To completly stop current flow the resistor would have the value of infinity, which is essentially the same as opening the circuit with a switch. However you can use a resistor with a large value that would lower the current to a point that "for all practicle purposes" the bulb would be off.

 

alright.....if voltage = current x resistance.
say the resistor in the circuit is 0.000001 ohm (not much resistance)
then....12vdc = ?current x 0.000001
then ....?current = 12/ 0.000001
12,000,000 amps
out of a 12vdc battery
Is that right....?

 

alright.....if voltage = current x resistance.
say the resistor in the circuit is 0.000001 ohm (not much resistance)
then....12vdc = ?current x 0.000001
then ....?current = 12/ 0.000001
12,000,000 amps
out of a 12vdc battery
Is that right....?

your math is correct, but you won't get 12MA out of an ordinary battery.

 

Batteries have "internal resistance". The chemical reaction that happens inside the battery must be infinitely fast (which it is not), and the electrolyte paste in the battery must have infinitely high conductivity (which it does not).

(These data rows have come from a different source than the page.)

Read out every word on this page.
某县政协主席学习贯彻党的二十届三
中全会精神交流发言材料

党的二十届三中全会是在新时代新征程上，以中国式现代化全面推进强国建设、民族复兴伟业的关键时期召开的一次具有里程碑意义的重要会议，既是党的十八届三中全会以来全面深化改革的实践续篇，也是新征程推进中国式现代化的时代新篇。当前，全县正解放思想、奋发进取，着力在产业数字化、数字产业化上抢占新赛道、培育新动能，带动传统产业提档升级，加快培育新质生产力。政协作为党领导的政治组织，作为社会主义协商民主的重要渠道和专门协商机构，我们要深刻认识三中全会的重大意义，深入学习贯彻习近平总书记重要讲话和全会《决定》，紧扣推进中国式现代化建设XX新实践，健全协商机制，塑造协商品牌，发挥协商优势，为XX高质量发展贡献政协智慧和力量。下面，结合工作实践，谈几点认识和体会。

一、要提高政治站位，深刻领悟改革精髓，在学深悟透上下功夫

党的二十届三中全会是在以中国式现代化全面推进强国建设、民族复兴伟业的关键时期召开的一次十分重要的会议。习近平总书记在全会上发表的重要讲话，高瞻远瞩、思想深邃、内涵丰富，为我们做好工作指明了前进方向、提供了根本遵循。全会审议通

Therefore, a real battery looks very much like an ideal battery with a resistor in series with it. The value of the internal resistance (also known as internal impedance), can be calculated by measuring the voltage of a battery with a volt meter. Then measure again with a resistor across the terminals of the battery. Example, add a 100 ohm resistor to a 9 volt battery. The voltage may drop from 9.2 to 8.2. This means the current flow through the 100 resistor is based on 8.2 volts divided by 100 ohms = 0.082 amps. That means one volt drops inside the battery (9.2 - 8.2 volts). 1 volt / 0.082 amps = 12.2 ohms.

The internal resistance changes as the battery ages (discharges).

You will have additional resistance along the wires (not perfect conductors) and any load.

I hope that helps.

 

alright.....if voltage = current x resistance.
say the resistor in the circuit is 0.000001 ohm (not much resistance)
then....12vdc = ?current x 0.000001
then ....?current = 12/ 0.000001
12,000,000 amps
out of a 12vdc battery
Is that right....?

Just one last note, the internal resistance of the battery is only part of the story.

The resistance you refer to, 0.000001 ohm, is so low that the copper wire needed to connect your circuit will have more resistance than that. For example, a 1 cm diameter wire that is 1 cm lonng will have 1 micro ohm of resistance.

If the battery had no internal impedance, that length of wire will dissipate 12 volts x 12M amps = 144 megawatts! The wire will vaporize in a fraction of a second.